Auto-label data with one or more LLM judges, then run a blind human calibration pass to measure accuracy, agreement, and calibration error. Answers "should I trust this LLM judge?" with a defensible, reproducible workflow.

Judge Calibration auto-labels your data with one or more LLM judges, then calibrates them against blind human labels so you can quantify how far to trust an LLM-as-a-judge. You write a judge prompt, pick the models, and Potato samples each one k times over your data. You then blind-label a sample without seeing the model answers, and Potato reports per-model accuracy, human↔model and model↔model agreement, calibration error, and confusion matrices.

Using an LLM to grade model outputs is now common in agent and model evaluation, but a judge is only useful if you know how well it tracks human judgment. Calibration is the measurement step that makes that trust defensible.

How it works

text
SETUP → GENERATING → HUMAN_CALIBRATION → REPORT → COMPLETED
  1. Generating — each model is queried k times per item. The modal label is the prediction; the fraction of the k samples that agree with it is the model's confidence.
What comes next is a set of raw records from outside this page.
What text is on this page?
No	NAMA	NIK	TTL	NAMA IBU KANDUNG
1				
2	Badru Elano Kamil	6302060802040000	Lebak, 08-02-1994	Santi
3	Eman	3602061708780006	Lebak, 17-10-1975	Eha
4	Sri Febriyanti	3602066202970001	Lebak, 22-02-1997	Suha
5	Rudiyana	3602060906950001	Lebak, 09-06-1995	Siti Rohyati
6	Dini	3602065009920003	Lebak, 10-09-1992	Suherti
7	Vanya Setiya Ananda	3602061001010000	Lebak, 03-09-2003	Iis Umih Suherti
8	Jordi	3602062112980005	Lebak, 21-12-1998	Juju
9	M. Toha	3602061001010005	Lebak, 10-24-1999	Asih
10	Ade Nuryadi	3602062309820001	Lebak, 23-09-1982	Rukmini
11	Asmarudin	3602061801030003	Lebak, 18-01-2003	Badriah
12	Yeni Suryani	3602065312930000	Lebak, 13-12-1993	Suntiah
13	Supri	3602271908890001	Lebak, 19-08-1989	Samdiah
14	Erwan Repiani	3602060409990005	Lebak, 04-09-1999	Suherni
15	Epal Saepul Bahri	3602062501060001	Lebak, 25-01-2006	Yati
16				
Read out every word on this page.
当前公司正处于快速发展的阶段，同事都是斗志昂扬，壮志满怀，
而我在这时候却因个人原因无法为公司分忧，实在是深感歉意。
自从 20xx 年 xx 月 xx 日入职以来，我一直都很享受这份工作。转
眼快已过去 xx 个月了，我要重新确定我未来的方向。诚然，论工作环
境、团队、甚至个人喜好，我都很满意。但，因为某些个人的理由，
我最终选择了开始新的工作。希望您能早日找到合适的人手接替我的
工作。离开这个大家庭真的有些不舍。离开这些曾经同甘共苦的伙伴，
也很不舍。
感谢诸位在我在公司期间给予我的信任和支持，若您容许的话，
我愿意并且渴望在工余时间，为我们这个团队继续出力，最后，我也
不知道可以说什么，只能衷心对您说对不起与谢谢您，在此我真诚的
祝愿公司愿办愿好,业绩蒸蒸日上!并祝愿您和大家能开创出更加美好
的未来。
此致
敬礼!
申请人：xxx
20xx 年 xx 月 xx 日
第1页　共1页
Results go to a dedicated store, never mixed into the annotation data, so humans cannot see them.
  2. Human calibration — Potato draws a random or stratified sample of the labeled items, and one or more humans blind-label them through the normal annotation interface.
  3. Report — metrics are computed over the human∩model overlap and written to the output directory.

Because the model labels live in a separate store and are never injected into the UI, blindness is structural rather than a matter of annotator discipline.

Quick start

Run the included example from the repository root:

bash
python potato/flask_server.py start examples/ai-assisted/judge-calibration/config.yaml -p 8000 --debug
  • Open http://localhost:8000/judge_calibration/admin to configure and run.
  • When generation finishes, blind-label the sample at http://localhost:8000/annotate.
  • Click Build report, then open http://localhost:8000/judge_calibration/report.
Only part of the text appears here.